The protests were organised by the Australian Aborigines League (AAL), based in Victoria and led by William Cooper, and the Aborigines Progressive Association (APA), based in New South Wales and led by Jack Patten. In 1888, the centenary of British colonisation, Aboriginal leaders had simply boycotted the Australia Day celebrations. These groups had also sent petitions to the Government of Australia and the Government of the United Kingdom, in the early 1930s, for the recognition of Aboriginal civil rights (including Aboriginal representation in the Parliament of Australia), but they had been ignored or dismissed without serious attention, and each had refused to pass the petitions on to King George V. As a result, a more proactive event was planned for the sesquicentenary, which the media and governments could not ignore.
The Day of Mourning march began at the Sydney Town Hall, and concluded with a political meeting open to Aboriginal people only.

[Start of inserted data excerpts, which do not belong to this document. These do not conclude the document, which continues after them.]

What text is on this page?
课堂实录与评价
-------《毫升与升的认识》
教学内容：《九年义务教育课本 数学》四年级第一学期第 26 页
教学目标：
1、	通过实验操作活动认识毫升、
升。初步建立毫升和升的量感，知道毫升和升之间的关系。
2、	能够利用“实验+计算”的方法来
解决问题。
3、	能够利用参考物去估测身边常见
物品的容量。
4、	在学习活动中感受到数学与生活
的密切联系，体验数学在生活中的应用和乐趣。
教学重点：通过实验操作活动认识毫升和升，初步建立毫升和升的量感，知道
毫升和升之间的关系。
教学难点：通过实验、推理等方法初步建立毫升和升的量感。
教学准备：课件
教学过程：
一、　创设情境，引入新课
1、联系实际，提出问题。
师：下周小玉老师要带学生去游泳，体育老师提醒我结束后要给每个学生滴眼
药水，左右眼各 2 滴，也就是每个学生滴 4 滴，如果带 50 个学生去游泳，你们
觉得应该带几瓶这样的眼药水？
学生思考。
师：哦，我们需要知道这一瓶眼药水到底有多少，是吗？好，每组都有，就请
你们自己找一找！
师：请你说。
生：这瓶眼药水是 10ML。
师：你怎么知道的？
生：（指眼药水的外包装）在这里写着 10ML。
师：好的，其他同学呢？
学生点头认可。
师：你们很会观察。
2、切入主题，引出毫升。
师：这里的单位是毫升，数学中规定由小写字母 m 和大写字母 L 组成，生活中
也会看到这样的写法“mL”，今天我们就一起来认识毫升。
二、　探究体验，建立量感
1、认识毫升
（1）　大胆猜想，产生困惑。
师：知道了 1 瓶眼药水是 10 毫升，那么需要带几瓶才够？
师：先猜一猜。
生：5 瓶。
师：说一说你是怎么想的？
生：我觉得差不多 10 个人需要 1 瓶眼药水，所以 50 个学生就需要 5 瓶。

It attracted many major Aboriginal leaders, including Pearl Gibbs and Margaret Tucker. The protesters had originally intended to hold the Congress in the Sydney Town Hall, but they were refused access, and instead held it at the nearby Australian Hall in Elizabeth Street. They were not allowed in through the front door and were told they could only enter through the rear door. About 1,000 people attended, making it one of the first mass civil rights gatherings. The APA and AAL distributed a manifesto at the meeting, Aborigines Claim Citizens’ Rights, produced by Patten and APA secretary William Ferguson. The manifesto opened with a declaration that “This festival of 150 years’ so-called ‘progress’ in Australia commemorates also 150 years of misery and degradation imposed on the original native inhabitants by white invaders of this country.”
At the Congress, the following resolution was passed unanimously:
"WE, representing THE ABORIGINES OF AUSTRALIA, assembled in Conference at the Australian Hall, Sydney, on the 26th day of January, 1938, this being the 150th anniversary of the whitemen’s seizure of our country, HEREBY MAKE PROTEST against the callous treatment of our people by the whitemen in the past 150 years, AND WE APPEAL to the Australian Nation to make new laws for the education and care of Aborigines, and for a new policy which will raise our people to FULL CITIZEN STATUS and EQUALITY WITHIN THE COMMUNITY."
Day of Mourning protests have been held on Australia Day ever since.